The Weather Channel has collected over 75 years of data including, temperatures, dew-points, cloud coverage, and more, across North America. Weather Channel has renamed itself Weather Co. to reflect the strategic importance of its digital-data business. Weather Co. gives information to smartphone weather apps and also sells data to advertisers who want to fine-tune their message to customers.
Weather Co. knows that people check the weather before they go do something. The company believes that it is getting better at knowing the kinds of things that people plan based on their location and what the weather is in that location. For example, Weather Co. learned that consumers in Dallas buy insect repellant when the dew point is below average, while customers in Boston buy insect repellent when the dew point is average. Company researchers also found that the first day of above-average heat in Chicago yields the highest sales of air conditioners, while customers in Atlanta sweat it out for two days.
Pantene is using this information for its own benefit. When launching its new Pantene Pro-V Smooth with Argon Oil products, Pantene partnered with Weather Co. When a consumer checks her smartphone app and is greeted with a forecast of humidity, she also sees an ad for the new Pantene product.

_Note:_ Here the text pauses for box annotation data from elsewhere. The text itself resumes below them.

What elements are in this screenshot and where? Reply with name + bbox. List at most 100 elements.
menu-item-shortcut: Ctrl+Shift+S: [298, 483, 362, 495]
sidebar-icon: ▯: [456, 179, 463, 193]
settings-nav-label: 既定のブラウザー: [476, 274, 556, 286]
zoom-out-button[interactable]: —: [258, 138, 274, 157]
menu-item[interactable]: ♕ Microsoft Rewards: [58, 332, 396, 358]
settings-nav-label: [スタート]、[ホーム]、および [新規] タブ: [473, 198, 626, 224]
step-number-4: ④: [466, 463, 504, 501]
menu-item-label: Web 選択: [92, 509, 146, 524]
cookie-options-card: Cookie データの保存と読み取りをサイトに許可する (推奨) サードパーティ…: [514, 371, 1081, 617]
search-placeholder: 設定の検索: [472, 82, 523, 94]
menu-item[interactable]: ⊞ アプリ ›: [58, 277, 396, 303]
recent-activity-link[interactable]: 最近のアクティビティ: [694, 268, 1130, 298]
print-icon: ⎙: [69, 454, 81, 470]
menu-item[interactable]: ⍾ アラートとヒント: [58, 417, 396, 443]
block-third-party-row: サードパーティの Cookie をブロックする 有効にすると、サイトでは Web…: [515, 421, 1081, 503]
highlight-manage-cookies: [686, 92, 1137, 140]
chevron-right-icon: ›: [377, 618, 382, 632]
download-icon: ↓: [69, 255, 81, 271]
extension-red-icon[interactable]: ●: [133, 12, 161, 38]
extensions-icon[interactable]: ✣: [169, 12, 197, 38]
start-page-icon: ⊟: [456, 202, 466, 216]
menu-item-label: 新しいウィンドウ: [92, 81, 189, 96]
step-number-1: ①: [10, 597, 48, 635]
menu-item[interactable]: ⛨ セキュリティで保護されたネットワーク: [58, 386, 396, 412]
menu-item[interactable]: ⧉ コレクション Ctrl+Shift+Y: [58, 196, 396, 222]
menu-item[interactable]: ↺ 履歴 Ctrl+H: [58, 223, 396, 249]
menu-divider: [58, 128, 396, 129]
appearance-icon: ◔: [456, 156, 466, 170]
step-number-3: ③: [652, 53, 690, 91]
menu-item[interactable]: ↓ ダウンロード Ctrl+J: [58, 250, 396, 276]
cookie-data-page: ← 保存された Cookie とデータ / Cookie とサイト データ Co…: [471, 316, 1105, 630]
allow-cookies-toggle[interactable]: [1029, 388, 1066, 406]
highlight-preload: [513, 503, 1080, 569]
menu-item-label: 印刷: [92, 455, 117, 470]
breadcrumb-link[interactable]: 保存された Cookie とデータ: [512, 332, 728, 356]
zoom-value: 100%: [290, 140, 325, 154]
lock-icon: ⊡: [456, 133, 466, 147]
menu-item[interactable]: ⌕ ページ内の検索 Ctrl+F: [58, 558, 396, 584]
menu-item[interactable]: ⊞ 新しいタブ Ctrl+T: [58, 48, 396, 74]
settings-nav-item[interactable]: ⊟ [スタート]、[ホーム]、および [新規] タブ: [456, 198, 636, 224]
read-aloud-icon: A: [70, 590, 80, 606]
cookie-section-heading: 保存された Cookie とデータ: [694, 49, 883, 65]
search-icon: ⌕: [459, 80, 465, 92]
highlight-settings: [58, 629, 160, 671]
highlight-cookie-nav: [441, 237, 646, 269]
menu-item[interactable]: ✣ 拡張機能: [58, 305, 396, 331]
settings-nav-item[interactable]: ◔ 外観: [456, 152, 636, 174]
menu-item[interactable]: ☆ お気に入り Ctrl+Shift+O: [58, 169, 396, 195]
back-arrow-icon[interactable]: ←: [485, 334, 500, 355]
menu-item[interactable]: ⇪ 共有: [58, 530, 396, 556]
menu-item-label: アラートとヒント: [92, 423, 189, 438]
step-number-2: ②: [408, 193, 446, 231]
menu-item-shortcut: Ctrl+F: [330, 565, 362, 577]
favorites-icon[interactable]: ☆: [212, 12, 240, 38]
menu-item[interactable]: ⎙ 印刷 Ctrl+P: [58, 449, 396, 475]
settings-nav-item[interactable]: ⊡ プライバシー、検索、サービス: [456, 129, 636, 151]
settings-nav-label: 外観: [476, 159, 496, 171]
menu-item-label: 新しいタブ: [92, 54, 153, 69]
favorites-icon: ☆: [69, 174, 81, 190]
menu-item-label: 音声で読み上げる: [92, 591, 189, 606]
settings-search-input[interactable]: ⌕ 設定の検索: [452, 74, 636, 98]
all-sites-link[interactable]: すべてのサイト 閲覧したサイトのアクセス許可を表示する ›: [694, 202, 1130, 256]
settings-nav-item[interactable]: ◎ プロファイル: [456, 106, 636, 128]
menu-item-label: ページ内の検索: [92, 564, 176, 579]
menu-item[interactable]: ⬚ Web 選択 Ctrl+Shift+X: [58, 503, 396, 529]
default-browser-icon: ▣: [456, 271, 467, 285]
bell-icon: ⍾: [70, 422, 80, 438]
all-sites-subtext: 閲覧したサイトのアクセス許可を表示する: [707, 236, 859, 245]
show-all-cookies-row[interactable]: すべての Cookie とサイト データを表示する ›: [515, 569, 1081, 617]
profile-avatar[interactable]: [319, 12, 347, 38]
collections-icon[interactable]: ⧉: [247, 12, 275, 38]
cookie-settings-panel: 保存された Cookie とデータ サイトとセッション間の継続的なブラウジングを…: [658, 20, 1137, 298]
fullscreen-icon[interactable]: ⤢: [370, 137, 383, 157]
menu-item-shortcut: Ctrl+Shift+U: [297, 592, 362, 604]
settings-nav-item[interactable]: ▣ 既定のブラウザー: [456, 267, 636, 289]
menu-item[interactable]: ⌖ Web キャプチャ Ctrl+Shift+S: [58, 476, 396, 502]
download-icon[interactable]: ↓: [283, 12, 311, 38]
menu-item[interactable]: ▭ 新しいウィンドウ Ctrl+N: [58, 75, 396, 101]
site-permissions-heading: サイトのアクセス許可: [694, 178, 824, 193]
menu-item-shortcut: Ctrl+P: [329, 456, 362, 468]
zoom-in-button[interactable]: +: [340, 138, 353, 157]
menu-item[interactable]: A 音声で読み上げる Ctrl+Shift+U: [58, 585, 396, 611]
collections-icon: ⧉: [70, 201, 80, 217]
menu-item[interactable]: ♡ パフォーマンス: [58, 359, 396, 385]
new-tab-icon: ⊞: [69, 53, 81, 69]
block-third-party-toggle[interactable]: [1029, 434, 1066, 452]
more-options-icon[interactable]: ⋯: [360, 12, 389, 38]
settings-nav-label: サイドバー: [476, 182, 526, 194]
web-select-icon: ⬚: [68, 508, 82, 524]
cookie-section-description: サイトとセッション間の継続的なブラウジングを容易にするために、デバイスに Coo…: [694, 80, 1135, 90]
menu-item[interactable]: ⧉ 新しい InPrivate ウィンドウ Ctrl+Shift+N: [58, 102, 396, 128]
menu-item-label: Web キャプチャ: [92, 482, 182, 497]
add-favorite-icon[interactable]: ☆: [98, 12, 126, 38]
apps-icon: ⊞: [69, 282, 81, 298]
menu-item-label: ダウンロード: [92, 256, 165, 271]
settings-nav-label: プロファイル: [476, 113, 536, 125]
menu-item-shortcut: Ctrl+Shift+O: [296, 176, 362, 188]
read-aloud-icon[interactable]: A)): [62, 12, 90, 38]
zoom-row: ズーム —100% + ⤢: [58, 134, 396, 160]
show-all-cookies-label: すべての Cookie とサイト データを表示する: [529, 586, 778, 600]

Weather has long influenced the retail economy and sold forecasts to airlines and energy traders. But now, with the smartphone app, the firm can get even more data about customers. The digital business now accounts for 50% of Weather Co.’s revenue.
Other examples of retailers using this data include Ace Hardware and Michael’s. If it is sunny outside, Weather Co.’s consumers get an ad for Ace’s lawn-care services; if it is snowing, customers receive an ad for snow removal tools Michael’s knows that its customers engage in crafts on rainy days. Weather Co. found that the sale of crafts spiked three days before rain was predicted.
Now, Weather Co. is studying the impact of weather on customer mood and sentiment.
1. Why are retailers partnering with the Weather Channel?
2. How is customer buying behavior influenced by the weather?